Friedrich von Blittersdorf married at Frankfurt am Main in 1824. His bride was Maximiliane Euphrosine Kunigunde Brentano di Tremezzo, like him from a family of government administrators. At least four children would be born to the couple between 1825 and 1846.

In 1835 he was appointed to the position of Foreign Minister of Grand Duchy of Baden. As a result of his energy and the force of his personality he quickly became the dominating figure in the government, although Ludwig Georg Winter, formally the head of the government till he died in 1838, seems to have kept von Blittersdorf in some sort of check. In 1838 Karl Friedrich Nebenius, an out and out liberal and the author of the 1818 constitution, became Minister for the Interior (Innenminister), but had to resign in October 1839 due to "differences" with the conservative von Blittersdorf who now himself became Minister-President, and effectively, the head of government.
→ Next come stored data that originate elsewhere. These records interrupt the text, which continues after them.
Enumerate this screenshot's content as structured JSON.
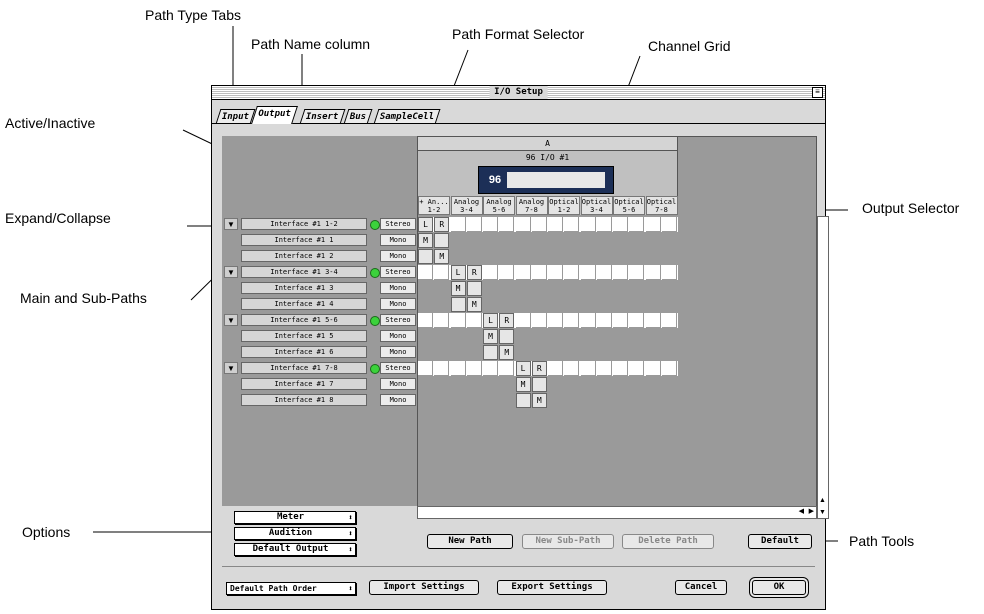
{
  "callouts": {
    "path_type_tabs": "Path Type Tabs",
    "path_name_column": "Path Name column",
    "path_format_selector": "Path Format Selector",
    "channel_grid": "Channel Grid",
    "active_inactive": "Active/Inactive",
    "expand_collapse": "Expand/Collapse",
    "main_and_sub_paths": "Main and Sub-Paths",
    "output_selector": "Output Selector",
    "options": "Options",
    "path_tools": "Path Tools"
  },
  "window": {
    "title": "I/O Setup",
    "tabs": [
      "Input",
      "Output",
      "Insert",
      "Bus",
      "SampleCell"
    ],
    "active_tab": "Output"
  },
  "device": {
    "header": "A",
    "name": "96 I/O #1",
    "badge": "96"
  },
  "channel_headers": [
    {
      "l1": "+ An...",
      "l2": "1-2"
    },
    {
      "l1": "Analog",
      "l2": "3-4"
    },
    {
      "l1": "Analog",
      "l2": "5-6"
    },
    {
      "l1": "Analog",
      "l2": "7-8"
    },
    {
      "l1": "Optical",
      "l2": "1-2"
    },
    {
      "l1": "Optical",
      "l2": "3-4"
    },
    {
      "l1": "Optical",
      "l2": "5-6"
    },
    {
      "l1": "Optical",
      "l2": "7-8"
    }
  ],
  "paths": [
    {
      "name": "Interface #1 1-2",
      "format": "Stereo",
      "main": true,
      "active": true,
      "cells": [
        {
          "col": 0,
          "label": "L"
        },
        {
          "col": 1,
          "label": "R"
        }
      ]
    },
    {
      "name": "Interface #1 1",
      "format": "Mono",
      "main": false,
      "cells": [
        {
          "col": 0,
          "label": "M"
        },
        {
          "col": 1,
          "label": ""
        }
      ]
    },
    {
      "name": "Interface #1 2",
      "format": "Mono",
      "main": false,
      "cells": [
        {
          "col": 0,
          "label": ""
        },
        {
          "col": 1,
          "label": "M"
        }
      ]
    },
    {
      "name": "Interface #1 3-4",
      "format": "Stereo",
      "main": true,
      "active": true,
      "cells": [
        {
          "col": 2,
          "label": "L"
        },
        {
          "col": 3,
          "label": "R"
        }
      ]
    },
    {
      "name": "Interface #1 3",
      "format": "Mono",
      "main": false,
      "cells": [
        {
          "col": 2,
          "label": "M"
        },
        {
          "col": 3,
          "label": ""
        }
      ]
    },
    {
      "name": "Interface #1 4",
      "format": "Mono",
      "main": false,
      "cells": [
        {
          "col": 2,
          "label": ""
        },
        {
          "col": 3,
          "label": "M"
        }
      ]
    },
    {
      "name": "Interface #1 5-6",
      "format": "Stereo",
      "main": true,
      "active": true,
      "cells": [
        {
          "col": 4,
          "label": "L"
        },
        {
          "col": 5,
          "label": "R"
        }
      ]
    },
    {
      "name": "Interface #1 5",
      "format": "Mono",
      "main": false,
      "cells": [
        {
          "col": 4,
          "label": "M"
        },
        {
          "col": 5,
          "label": ""
        }
      ]
    },
    {
      "name": "Interface #1 6",
      "format": "Mono",
      "main": false,
      "cells": [
        {
          "col": 4,
          "label": ""
        },
        {
          "col": 5,
          "label": "M"
        }
      ]
    },
    {
      "name": "Interface #1 7-8",
      "format": "Stereo",
      "main": true,
      "active": true,
      "cells": [
        {
          "col": 6,
          "label": "L"
        },
        {
          "col": 7,
          "label": "R"
        }
      ]
    },
    {
      "name": "Interface #1 7",
      "format": "Mono",
      "main": false,
      "cells": [
        {
          "col": 6,
          "label": "M"
        },
        {
          "col": 7,
          "label": ""
        }
      ]
    },
    {
      "name": "Interface #1 8",
      "format": "Mono",
      "main": false,
      "cells": [
        {
          "col": 6,
          "label": ""
        },
        {
          "col": 7,
          "label": "M"
        }
      ]
    }
  ],
  "options": [
    "Meter",
    "Audition",
    "Default Output"
  ],
  "path_tools": {
    "new_path": "New Path",
    "new_sub_path": "New Sub-Path",
    "delete_path": "Delete Path",
    "default": "Default"
  },
  "bottom": {
    "path_order": "Default Path Order",
    "import": "Import Settings",
    "export": "Export Settings",
    "cancel": "Cancel",
    "ok": "OK"
  },
  "icons": {
    "expand": "triangle-down-icon",
    "led": "green-dot-icon",
    "popup": "updown-arrows-icon"
  },
  "colors": {
    "led_green": "#3bd23b",
    "grid_gray": "#9a9a9a",
    "device_blue": "#1c2f57"
  }
}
He quickly found himself in a state of virtually permanent conflict with the "parliament", and relations became yet more confrontational after elections in 1841. Eventually, towards the end of 1843, the Grand Duke felt he could no longer sign off on von Blittersdorf's ever more conservative measures: in November it was the Minister-President who resigned, returning to his former role as the Grand Duchy's envoy to the "Bundestag". He resigned in March 1848. He saw the revolution as vindication of his determination to crack down on liberal tendencies, and lived out his final years at Frankfurt, by now a withdrawn and embittered figure.